Comparative analysis of the kinetic characteristics of L-type calcium channels in cardiac cells of hibernators

An undefined property of L-type Ca²⁺ channels is believed to underlie the unique phenotype of hibernating hearts. Therefore. L-type Ca²⁺ channels in single cardiomyocytes isolated from hibernating versus awake ground- squirrels (Citellus undulatus) were compared using the perforated mode of the patch-clamp technique, and interpreted by way of a kinetic model of Ca²⁺ channel behavior based upon the concept of independence of the activation and inactivation processes. We find that, in hibernating ground-squirrels, the cardiac L-type Ca²⁺ current is lower in magnitude when compared to awake animals. Both in the awake or hibernating states, kinetics of L-type Ca²⁺ channels could be described by a d²f₁/²f₂ model with an activation and two inactivation processes. The activation (or d) process relates to the movement of the gating charge. The slow (or f₁) inactivation is associated with movement of gating charge and is current-dependent. The rapid (or f₂) inactivation is a complex process which cannot be represented as a single- step conformational transition induced by the gating charge movement, and is regulated by β-adrenoceptor stimulation. When compared to awake animals, the kinetic properties of Ca²⁺ channels from hibernating ground-squirrels differed in the following parameters: (1) pronounced shift (15-20 mV) toward depolarization in the normalized conductance of both inactivation components, and moderate shift in the activation component; (2) 1.5-2-fold greater time constants; and (3) two-fold greater activation gating charge.

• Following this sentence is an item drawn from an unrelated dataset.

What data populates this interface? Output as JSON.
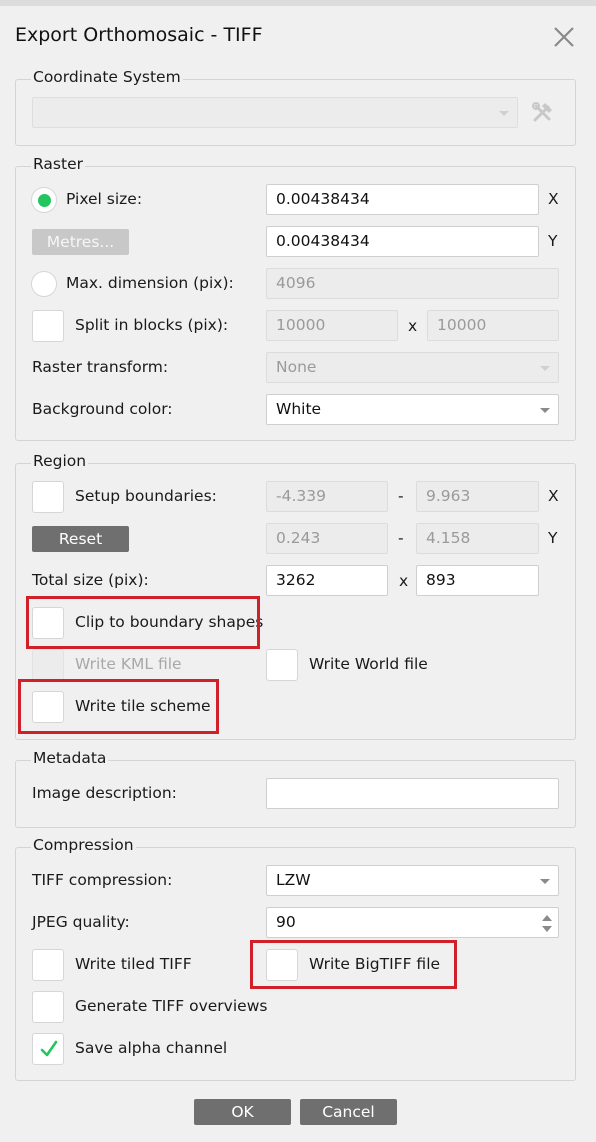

Thus, L-type Ca²⁺ channels apparently switch their phenotype during the hibernating transition. Stimulation of β-adrenoceptors by isoproterenol, reversed the hibernating kinetic- (but not amplitude-) phenotype toward the awake type. Therefore, an aberrance in the β-adrenergic system can not fully explain the observed changes in the L-type Ca²⁺ current. This suggests that during hibernation additional mechanisms may reduce the single Ca²⁺ channel- conductance and/or keep a fraction of the cardiac L-type Ca²⁺ channel population in a non active state.